Daher frage ich die Landesregierung:

  1. Welche Gespräche wurden im Vorfeld der am 4. Oktober 2022 kommunizierten Einigung auf Ebene der Minister und/oder Staatssekretäre geführt? (Bitte Termine sowie Teilnehmer einzeln aufführen.)
  2. Wann ist innerhalb der Landesregierung die Eckpunktevereinbarung für den Kohleausstieg 2030 final beschlossen worden, die am 4. Oktober 2022 bekanntgegeben wurde?
  3. Wann wurde die Pressekonferenz vom 4. Oktober 2022 terminiert?

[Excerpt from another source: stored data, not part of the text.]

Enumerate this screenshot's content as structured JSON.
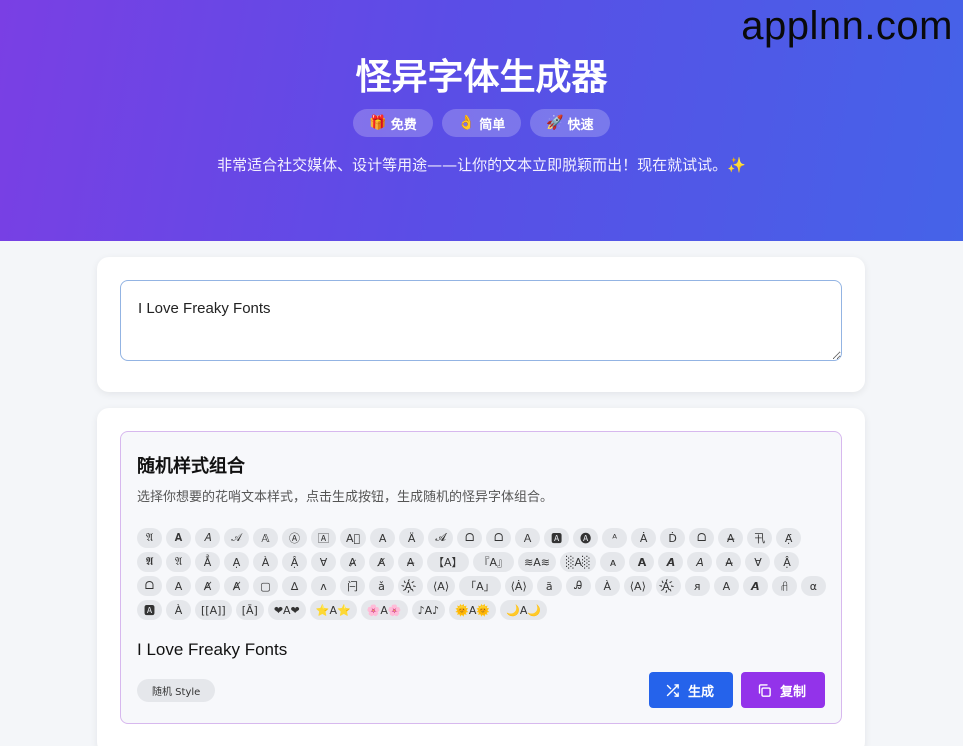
{
  "watermark": "applnn.com",
  "hero": {
    "title": "怪异字体生成器",
    "badges": [
      {
        "icon": "gift-icon",
        "emoji": "🎁",
        "label": "免费"
      },
      {
        "icon": "ok-hand-icon",
        "emoji": "👌",
        "label": "简单"
      },
      {
        "icon": "rocket-icon",
        "emoji": "🚀",
        "label": "快速"
      }
    ],
    "subtitle": "非常适合社交媒体、设计等用途——让你的文本立即脱颖而出！现在就试试。✨"
  },
  "input": {
    "value": "I Love Freaky Fonts"
  },
  "style_panel": {
    "title": "随机样式组合",
    "description": "选择你想要的花哨文本样式，点击生成按钮，生成随机的怪异字体组合。",
    "chips": [
      "𝔄",
      "𝐀",
      "𝐴",
      "𝒜",
      "𝔸",
      "Ⓐ",
      "🄰",
      "A⃞",
      "A",
      "Ä",
      "𝓐",
      "ᗝ",
      "ᗝ",
      "Ａ",
      "🅰",
      "🅐",
      "ᴬ",
      "Ȧ",
      "Ḋ",
      "ᗝ",
      "A̶",
      "卂",
      "Ạ̈",
      "𝕬",
      "𝔄",
      "Ẳ",
      "Ạ",
      "À",
      "Ậ",
      "Ɐ",
      "A̷",
      "A̸",
      "A̶",
      "【A】",
      "『A』",
      "≋A≋",
      "░A░",
      "ᴀ",
      "𝗔",
      "𝘼",
      "𝘈",
      "A̶",
      "Ɐ",
      "Ậ",
      "ᗝ",
      "A",
      "Ⱥ",
      "Ⱥ",
      "▢",
      "∆",
      "ᴧ",
      "闩",
      "ǎ",
      "A҉",
      "⟨A⟩",
      "「A」",
      "⟨Ȧ⟩",
      "ã",
      "Ꭿ",
      "À",
      "⟨A⟩",
      "A҉",
      "ᴙ",
      "A",
      "𝘼",
      "ꋬ",
      "α",
      "🅰",
      "À",
      "[[A]]",
      "[Ā]",
      "❤A❤",
      "⭐A⭐",
      "🌸A🌸",
      "♪A♪",
      "🌞A🌞",
      "🌙A🌙"
    ],
    "output": "I Love Freaky Fonts",
    "style_tag": "随机 Style",
    "generate_label": "生成",
    "copy_label": "复制"
  }
}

  4. Aus welchen Gründen entschied sich die Landesregierung dazu, eine Entscheidung von solcher Tragweite in einer Pressekonferenz vorzustellen, anstatt zuerst das Parlament zu unterrichten (z.B. im Rahmen der Unterrichtung am 30. September 2022)?
  5. Inwiefern wurden die von der Entscheidung betroffenen Kommunen im Rheinischen Revier im Vorfeld in die Entscheidung einbezogen?